Australia 6 for 104 (Perry 49) beat India 9 for 103 (Mandhana 35, Perry 4-13) by 4 wickets
A classy all-round display from Ellyse Perry guided Australia to a nervy four-wicket win over India in Canberra. Perry took 4 for 13 with the ball and made 49 from 47 with the bat to control an unconvincing chase and leave the tri-series tied up after three matches with Australia, England, and India locked on one win apiece.
Tayla Vlaeminck took a career-best 3 for 13 as the Australian pair’s extra pace and bounce caused India to lose five wickets in 10 balls after a solid but sluggish foundation. Smriti Mandhana clubbed 35 from 23 balls but struggled get on strike as India scored less than six runs an over prior to the collapse in the 14th over.
Australia’s chase was equally untidy. They slumped to 3 for 30 in the powerplay before Perry steadied the ship as panic set in around her against a disciplined unit that was led by Rajeshwari Gayakwad, who took 2 for 18 from four overs. Perry struck eight boundaries and kept the ball along the ground up until she holed out trying to find the winning runs in the 18th over. But Nicola Carey and Annabel Sutherland ensured the game never reached the 20th over.
Mandhana muffled by a lack of strike
Megan Schutt is world’s no.1 T20I bowler but after copping a hammering against England on Saturday she was once again lined up by Mandhana and Shafali Verma in the opening over. Schutt was thumped three times down the ground, twice by Mandhana, as the over cost 15. Verma was clean bowled by Perry in the next over losing her shape trying to repeat the dose. Mandhana kept rolling but she got very little support from Jemimah Rodrigues or Harmanpreet Kaur. Rodrigues faced 11 consecutive deliveries and scored one run. The extra pace of Vlaeminck caused her a lot of concern before she was caught at third man. Mandhana struck three fours and two sixes in her 23-ball innings but she was actually out there for nearly 10 overs as Kaur crawled at the other end. Mandhana fell trying to clear the rope for a second time in the 10th over from Jess Jonassen and it sparked a collapse.
Too quick and too good
Rachael Haynes, Australia’s stand-in captain after Meg Lanning was ruled out with a back problem, turned back to her quicks in the 14th and 15th over and they took 5 wickets in 10 balls. Perry benefitted from a spate of poor shots with Kaur, Taniya Bhatia and Deepti Sharma chipping the ball in the air straight to fielders at backward point and third man. Vlaeminck’s extra pace troubled India’s batters as she reached speeds of 120kph. Veda Krishnamurthy miscued trying to loft down the ground without giving herself so much as a look at Vlaeminck’s speed before Arundhati Reddy was undone by some hostile short stuff. Carey and Beth Mooney became the first non-wicketkeeping team-mates in women’s T20 internationals to claim three catches each in an innings. India slumped to 8 for 82 but did well to survive the 20 overs as Australia dropped two catches and missed an easy stumping in the final three overs.
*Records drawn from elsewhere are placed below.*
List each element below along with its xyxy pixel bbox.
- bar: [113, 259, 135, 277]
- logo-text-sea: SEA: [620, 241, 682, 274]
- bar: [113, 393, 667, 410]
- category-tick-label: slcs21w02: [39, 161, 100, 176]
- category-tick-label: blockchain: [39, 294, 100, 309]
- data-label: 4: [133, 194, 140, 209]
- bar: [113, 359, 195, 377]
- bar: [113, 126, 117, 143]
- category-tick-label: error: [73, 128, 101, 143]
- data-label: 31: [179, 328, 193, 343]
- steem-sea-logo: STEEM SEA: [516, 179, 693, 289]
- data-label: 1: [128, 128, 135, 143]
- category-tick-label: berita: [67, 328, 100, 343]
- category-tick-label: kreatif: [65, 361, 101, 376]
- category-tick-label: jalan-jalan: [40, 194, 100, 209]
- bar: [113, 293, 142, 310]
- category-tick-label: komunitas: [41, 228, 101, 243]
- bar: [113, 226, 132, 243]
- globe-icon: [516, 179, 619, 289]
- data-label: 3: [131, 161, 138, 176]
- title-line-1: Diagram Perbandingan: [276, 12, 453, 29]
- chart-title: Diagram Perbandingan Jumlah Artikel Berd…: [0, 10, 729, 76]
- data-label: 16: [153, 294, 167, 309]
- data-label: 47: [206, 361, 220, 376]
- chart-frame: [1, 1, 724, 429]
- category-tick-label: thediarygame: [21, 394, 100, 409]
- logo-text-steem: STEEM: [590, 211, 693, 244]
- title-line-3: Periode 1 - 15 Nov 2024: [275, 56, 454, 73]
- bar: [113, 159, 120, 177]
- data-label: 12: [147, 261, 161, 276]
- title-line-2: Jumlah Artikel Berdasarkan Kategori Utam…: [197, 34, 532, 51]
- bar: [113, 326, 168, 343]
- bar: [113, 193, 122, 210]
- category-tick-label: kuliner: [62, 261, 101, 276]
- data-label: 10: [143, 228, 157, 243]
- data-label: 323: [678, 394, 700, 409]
Australia started the chase in a similar fashion to India’s innings. Alyssa Healy chipped a ball to cover after absorbing three dots in the first over. Ash Gardner hit the ball crisply cracking three boundaries and a six in the powerplay but Mooney, like Kaur and Rodrigues, struggled to rotate the strike, scoring just 6 off 13 balls, which include a boundary. She was stumped off a beautiful piece of bowling from Sharma who lured her out with some fabulous loop and drop. Gardner then made an error against Gayakwad playing back to a quicker ball that slid on and crashed into off stump. That left Australia 3 for 31 at the end of the powerplay.
Perry the professional
Perry’s slower starts is part of the reason she bats down the order in T20I’s despite her dominance as an opener in WBBL cricket. She took her time as the pressure built but understood the required rate was under five. Haynes was not as assured, nearly running herself out trying to rotate the strike before holing out to a wild slog having faced two dots in a row off Reddy. Perry had some luck in the 12th over, beaten three times by Shikha Pandey but she did not miss any bad balls. While India were disciplined for large parts the odd short ball relieved the pressure and Perry was able to chip away at the chase without unnecessary risk. She lost Jonassen who tried to take on Gayakwad with 22 needed from 33 balls and waited until the 18th over where she got two bad balls to put away.